Com a empolgação e a evolução nas corridas, foi natural partir para novos desafios, como a Volta da Pampulha (BH) e a São Silvestre (SP) em 2007. Da tradicional prova do final do ano, ele se diverte com lembrança de um treino. "Uma semana antes, fiz o circuito às seis da manhã, com um pequeno grupo de amigos. Ao passarmos em frente a uma boate que ficava no caminho, no centro da cidade, um bêbado, vendo aquele movimento, gritou: ‘vocês não passam de uns pingaiados enrustidos'".


A essa altura do campeonato, o jornalista também já maquinava vôos maiores. E perguntou a seu treinador quando seria possível partir para provas de 21 km. Colocaram como meta o final do mês de março de 2008. Unindo o útil ao agradável, ele programou 10 dias de férias com a família para conhecer Praga, capital da República Tcheca, e correr a meia-maratona local. "Foi uma realização completar em 2h07", vibra. Embora a chegada represente a alegria do desafio vencido, Tramontina diz que gosta mesmo é da hora da largada. "A partida é maravilhosa, ver aquelas pessoas do bem, reunidas e tomadas pelo prazer de estar ali, com saúde. É um instante lindo de reflexão".


MAIS SUOR E LÁGRIMAS. Como qualquer corredor, ele também já passou por momentos em que se perguntou: Meu Deus, o que eu estou fazendo aqui?!? "Para mim aconteceu quando eu estava sozinho, havia passado da metade da prova, mas ainda faltavam bons quilômetros para chegar ao final", revela.

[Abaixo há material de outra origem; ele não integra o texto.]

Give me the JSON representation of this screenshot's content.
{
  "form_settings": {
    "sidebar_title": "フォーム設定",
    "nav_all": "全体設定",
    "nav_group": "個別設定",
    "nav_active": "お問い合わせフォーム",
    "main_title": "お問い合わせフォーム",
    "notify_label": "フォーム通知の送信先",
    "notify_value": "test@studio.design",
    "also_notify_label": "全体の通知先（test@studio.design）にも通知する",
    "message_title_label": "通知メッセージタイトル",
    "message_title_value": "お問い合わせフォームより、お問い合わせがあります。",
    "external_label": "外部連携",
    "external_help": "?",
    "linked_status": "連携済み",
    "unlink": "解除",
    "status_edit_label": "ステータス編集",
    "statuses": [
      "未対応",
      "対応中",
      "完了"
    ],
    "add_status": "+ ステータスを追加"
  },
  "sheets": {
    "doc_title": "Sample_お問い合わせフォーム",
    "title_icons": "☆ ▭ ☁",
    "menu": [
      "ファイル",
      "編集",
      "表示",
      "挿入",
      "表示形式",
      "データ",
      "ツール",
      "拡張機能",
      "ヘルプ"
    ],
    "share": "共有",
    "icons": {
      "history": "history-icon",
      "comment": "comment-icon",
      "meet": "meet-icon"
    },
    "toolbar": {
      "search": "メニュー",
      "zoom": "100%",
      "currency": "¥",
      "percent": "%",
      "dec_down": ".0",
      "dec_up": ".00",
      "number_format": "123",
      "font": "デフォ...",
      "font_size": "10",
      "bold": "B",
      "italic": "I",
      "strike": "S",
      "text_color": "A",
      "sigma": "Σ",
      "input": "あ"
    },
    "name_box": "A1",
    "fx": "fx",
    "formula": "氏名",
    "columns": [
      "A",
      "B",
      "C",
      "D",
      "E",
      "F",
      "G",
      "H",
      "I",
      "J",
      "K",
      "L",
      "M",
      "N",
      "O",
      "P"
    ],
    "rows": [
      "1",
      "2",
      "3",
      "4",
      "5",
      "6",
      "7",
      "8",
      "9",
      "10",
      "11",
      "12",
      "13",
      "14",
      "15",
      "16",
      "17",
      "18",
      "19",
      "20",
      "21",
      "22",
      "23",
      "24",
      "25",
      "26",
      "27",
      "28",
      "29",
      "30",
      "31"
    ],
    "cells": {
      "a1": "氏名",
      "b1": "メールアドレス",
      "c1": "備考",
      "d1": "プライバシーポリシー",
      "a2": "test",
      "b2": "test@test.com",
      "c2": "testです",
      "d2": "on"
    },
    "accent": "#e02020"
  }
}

Porém, também como qualquer corredor apaixonado, a determinação falou mais alto e ele seguiu adiante.


Se uma maratona está em seus planos? Sim, mas não para esse ano. "O caminho para se chegar aos 42 km é longo. Vai exigir mais tempo, mais determinação, mais suor e lágrimas", considera o apresentador. Enquanto isso, vai se especializando em meias - estão em programação as do Rio, de Itanhaém, Buenos Aires e da Disney. A família, aliás, está adorando essa união de corrida e viagem. "Minha mulher, Rosana, não corre, mas me dá todo o apoio e começou a olhar o calendário de provas, pensando em nossas férias. Já falou em Paris, Lisboa, Berlim, Londres...", diverte-se.


Para Carlos Tramontina, a corrida passou a ser um prolongamento de sua ida às montanhas. "Exige treinamento, sacrifícios, mas ajuda também a me entender melhor. Correndo eu faço minhas reflexões, tendo no final a possibilidade de crescimento pessoal. Eu corro para ultrapassar meus limites, corro para ter saúde. Quero chegar bem aos 70, aos 80, sempre correndo".